The other leader of anti-Trump Republicans had been Sen. Lindsey O. Graham (R-S.C.), a longtime McCain sidekick who has grown into a Trump confidant. They regularly play golf together, and Graham trades intelligence with Trump about what is happening on Capitol Hill. The president's other onetime rivals for the 2016 Republican nomination — Sens. Ted Cruz (Tex.), Rand Paul (Ky.) and Marco Rubio (Fla.) — have largely fallen in line and rarely criticize Trump, certainly not as McCain, Flake and Corker have.
It's possible to envision that by the time the next Congress is sworn in on Jan. 3, 2019, Romney could be the only voice left in the Senate appealing to the collection of neoconservatives and establishment Republicans that never fell in line with Trump.
"His is not the temperament of a stable, thoughtful leader. His imagination must not be married to real power," Romney declared in March 2016, in a speech that tried to organize Trump's remaining competitors to block his path to the nomination.
It failed.
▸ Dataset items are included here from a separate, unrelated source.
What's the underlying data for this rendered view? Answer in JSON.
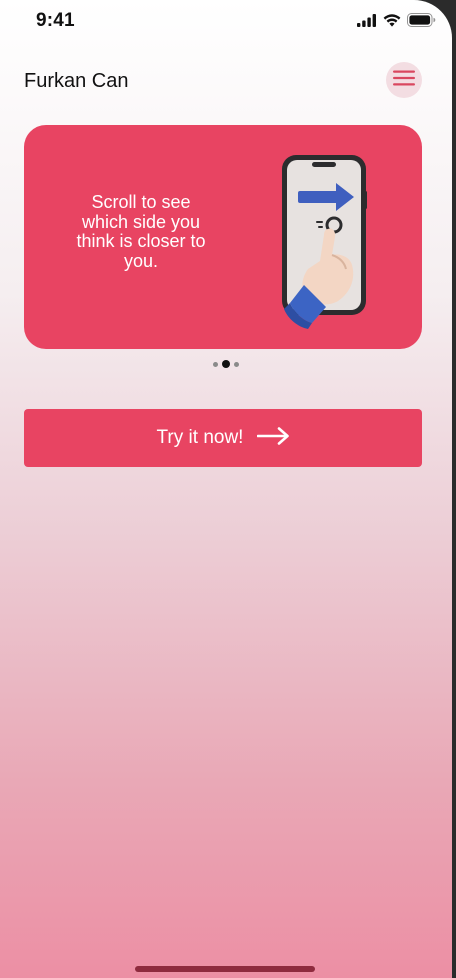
{
  "status_bar": {
    "time": "9:41"
  },
  "header": {
    "user_name": "Furkan Can"
  },
  "banner": {
    "text": "Scroll to see which side you think is closer to you.",
    "illustration_icon": "hand-swipe-phone-icon"
  },
  "pager": {
    "total": 3,
    "active_index": 1
  },
  "cta": {
    "label": "Try it now!",
    "icon": "arrow-right-icon"
  },
  "colors": {
    "accent": "#e84462",
    "menu_bg": "#f3dde2",
    "text_primary": "#111111",
    "white": "#ffffff"
  }
}
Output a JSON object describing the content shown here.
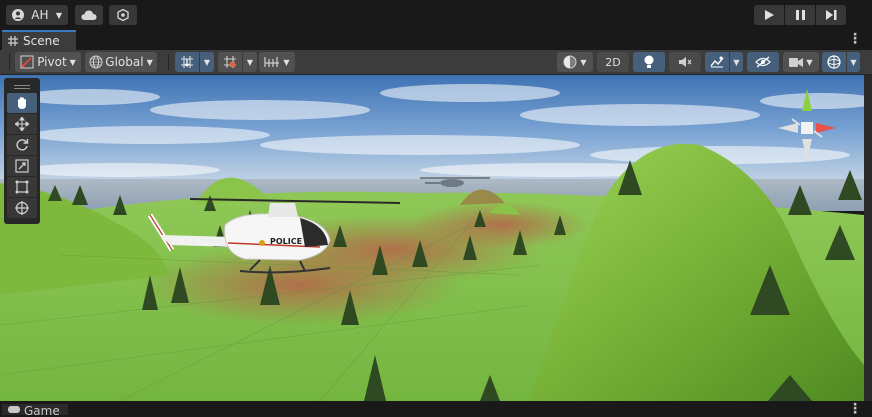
{
  "toolbar": {
    "account_label": "AH"
  },
  "scene_tab": {
    "label": "Scene"
  },
  "scene_toolbar": {
    "pivot_label": "Pivot",
    "global_label": "Global",
    "mode_2d_label": "2D"
  },
  "game_tab": {
    "label": "Game"
  },
  "scene": {
    "helicopter_decal": "POLICE"
  },
  "colors": {
    "accent": "#3a79bb",
    "active_button": "#46607c",
    "panel": "#3c3c3c",
    "background": "#191919"
  },
  "icons": [
    "account-icon",
    "cloud-icon",
    "collab-icon",
    "play-icon",
    "pause-icon",
    "step-icon",
    "hash-icon",
    "pivot-icon",
    "global-icon",
    "snap-icon",
    "grid-icon",
    "increment-icon",
    "shading-icon",
    "light-icon",
    "audio-icon",
    "effects-icon",
    "visibility-icon",
    "camera-icon",
    "gizmos-icon",
    "hand-tool-icon",
    "move-tool-icon",
    "rotate-tool-icon",
    "scale-tool-icon",
    "rect-tool-icon",
    "transform-tool-icon"
  ]
}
And the rest of the campaign is history, right down to Romney's own dalliance with becoming Trump's secretary of state soon after Election Day. They met on multiple occasions, including a public outing to a Manhattan dinner spot where cameras captured the moment.
Some of Trump's closest advisers waged a public fight against Romney, calling him a traitor who could not be trusted. By the time Trump selected Rex Tillerson to run the State Department, Romney looked embarrassed.
His critics viewed that moment as telling. "Consider him kissing up to Trump post-election and the ways in which his 'duty' always coincided with self-promotion," tweeted Adam Jentleson, a senior adviser to Nevada Democrat Harry M. Reid, the ex-Senate majority leader who constantly ridiculed Romney in 2012.
The most unfulfilling path for a Sen. Romney — the one that somehow splits the difference between disdain for Trump and toeing the line — is the one that most Republicans have chosen.
Younger Republicans such as Rubio and Sen. James Lankford (R-Okla.) have at times taken strong positions that seemingly poise them to torpedo a key nomination, only to quietly back away a few weeks later. Sometimes they denounce Trump's confrontational tweeting style — but retreat when pressed about how far they would like to see the congressional investigations go in examining the 2016 Trump campaign's ties to Russia.
Less than two years ago, Romney said this of Trump: "He's playing the American public for suckers. He gets a free ride to the White House and all we get is a lousy hat."
If he winds up in that somewhere-in-between spot in the Senate, it will be a disappointment to those who hailed that speech against Trump in March 2016. It will probably be an even greater disappointment to himself.